Dodge’s Future: Electric Muscle
Dodge is going electric.
The automaker has announced the end of both of its big, rear-wheel-drive cars after the 2023 model year. Both the Charger and Challenger will exit the market after this year. The automaker is sending them off with a long series of tributes. Each gets a series of limited-run special editions named the Last Call models.
But, when the 2023 model year comes to a close, so does Dodge’s decades-long history of V8-powered muscle cars.
In their place? A future of “electric muscle cars.” Dodge hasn’t revealed a production model but has shown off a close-to-production concept, the Charger Daytona SRT Concept. It has the classic muscle-car shape and even something resembling its sound. A unique setup that sends air through a network of organ-like pipes underneath creates a trademark snarl.

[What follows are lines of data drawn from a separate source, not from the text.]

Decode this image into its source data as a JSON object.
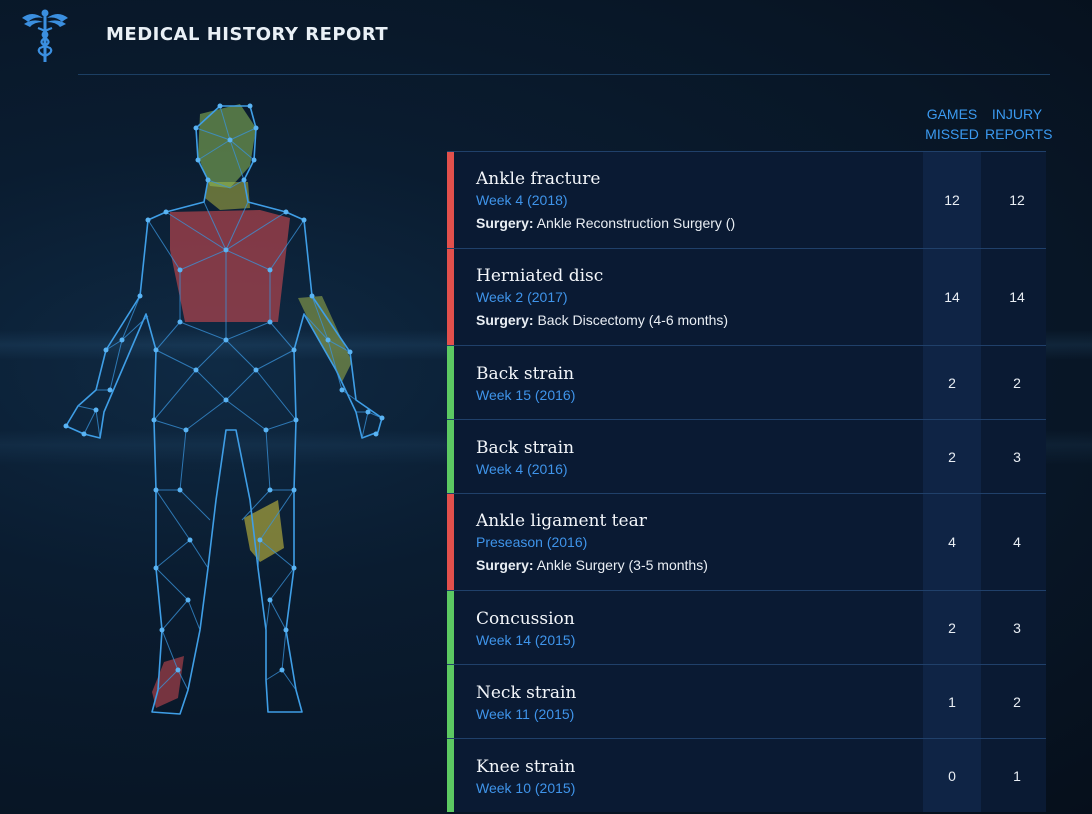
{
  "header": {
    "title": "MEDICAL HISTORY REPORT",
    "logo_icon": "caduceus-icon"
  },
  "columns": {
    "games_missed": "GAMES MISSED",
    "injury_reports": "INJURY REPORTS"
  },
  "colors": {
    "severe": "#e2504c",
    "minor": "#5cc962",
    "accent": "#3f94ea"
  },
  "injuries": [
    {
      "name": "Ankle fracture",
      "when": "Week 4 (2018)",
      "surgery_label": "Surgery:",
      "surgery": "Ankle Reconstruction Surgery ()",
      "games_missed": "12",
      "injury_reports": "12",
      "severity": "severe"
    },
    {
      "name": "Herniated disc",
      "when": "Week 2 (2017)",
      "surgery_label": "Surgery:",
      "surgery": "Back Discectomy (4-6 months)",
      "games_missed": "14",
      "injury_reports": "14",
      "severity": "severe"
    },
    {
      "name": "Back strain",
      "when": "Week 15 (2016)",
      "games_missed": "2",
      "injury_reports": "2",
      "severity": "minor"
    },
    {
      "name": "Back strain",
      "when": "Week 4 (2016)",
      "games_missed": "2",
      "injury_reports": "3",
      "severity": "minor"
    },
    {
      "name": "Ankle ligament tear",
      "when": "Preseason (2016)",
      "surgery_label": "Surgery:",
      "surgery": "Ankle Surgery (3-5 months)",
      "games_missed": "4",
      "injury_reports": "4",
      "severity": "severe"
    },
    {
      "name": "Concussion",
      "when": "Week 14 (2015)",
      "games_missed": "2",
      "injury_reports": "3",
      "severity": "minor"
    },
    {
      "name": "Neck strain",
      "when": "Week 11 (2015)",
      "games_missed": "1",
      "injury_reports": "2",
      "severity": "minor"
    },
    {
      "name": "Knee strain",
      "when": "Week 10 (2015)",
      "games_missed": "0",
      "injury_reports": "1",
      "severity": "minor"
    }
  ]
}
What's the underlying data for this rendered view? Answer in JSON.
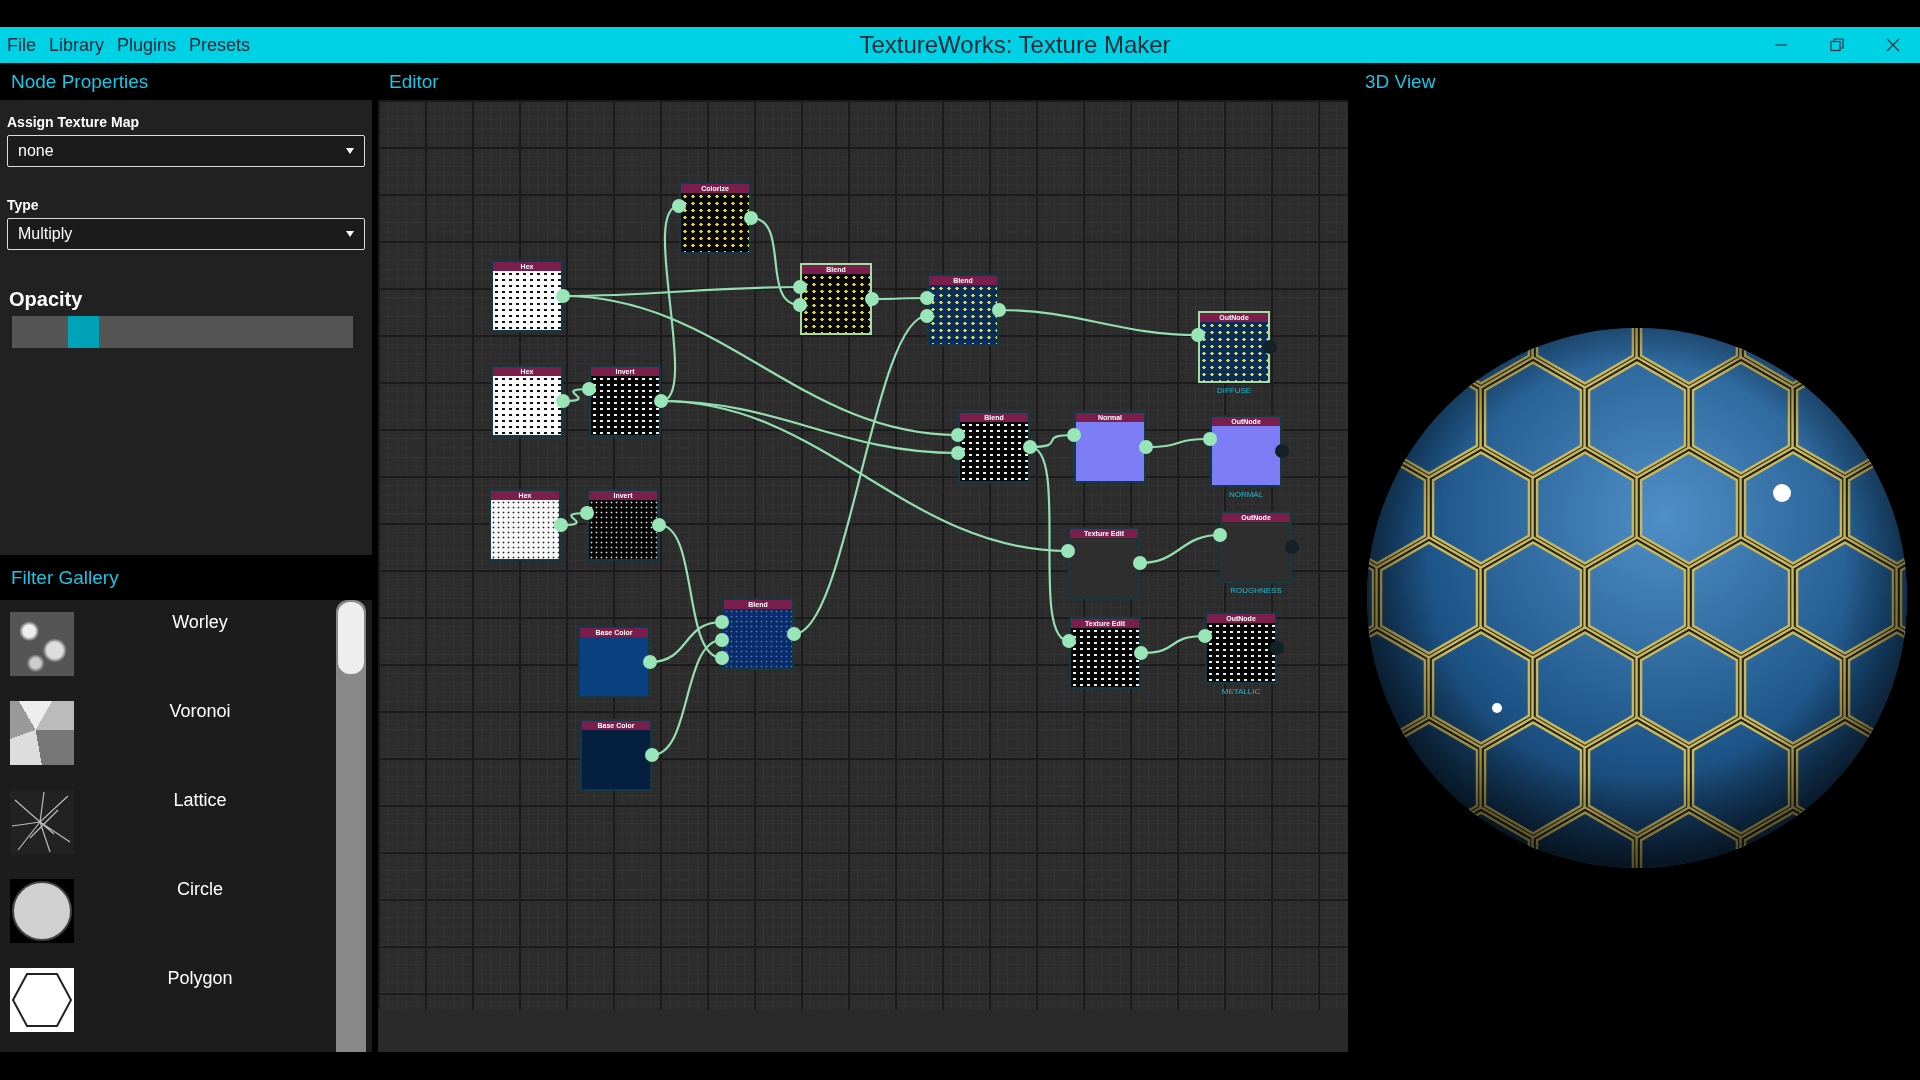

But it’s all-electric. That means the skills generations of garage mechanics have honed won’t help them coax extra horsepower from it.
“Crystals,” Not Downloads
Instead, Dodge says it will offer performance upgrades through its Direct Connection Program.
Kuniskis tells Muscle Cars & Trucks, “We’d rather spend our time coming up with more modifications for you instead of, literally, trying to whack-a-mole the hackers.” So the company has come up with what it calls “crystals” — code tied to the specific VIN of each car that controls its state of tune.
Dodge won’t adjust them through over-the-air updates, Kuniskis says, “’Cause over-the-air updates, these things get hacked.”
Instead, he says, owners can buy the cars in several power levels and upgrade them through certain Dodge dealers, known as Power Brokers, that have completed special training. “We want to funnel it through our Direct Connection and Power Broker program to support that body of people,” Kuniskis says.
The move will help Dodge keep a certain brand identity intact, ensuring that cars live up to the company’s standards even when modified. But it brings an end to decades of home modification.
Buying a used Dodge electric muscle car, though, won’t mean you have to pay the owner for the vehicle and Dodge separately for the upgrades. Since crystals are tied to a car’s VIN, they’ll transfer to new owners.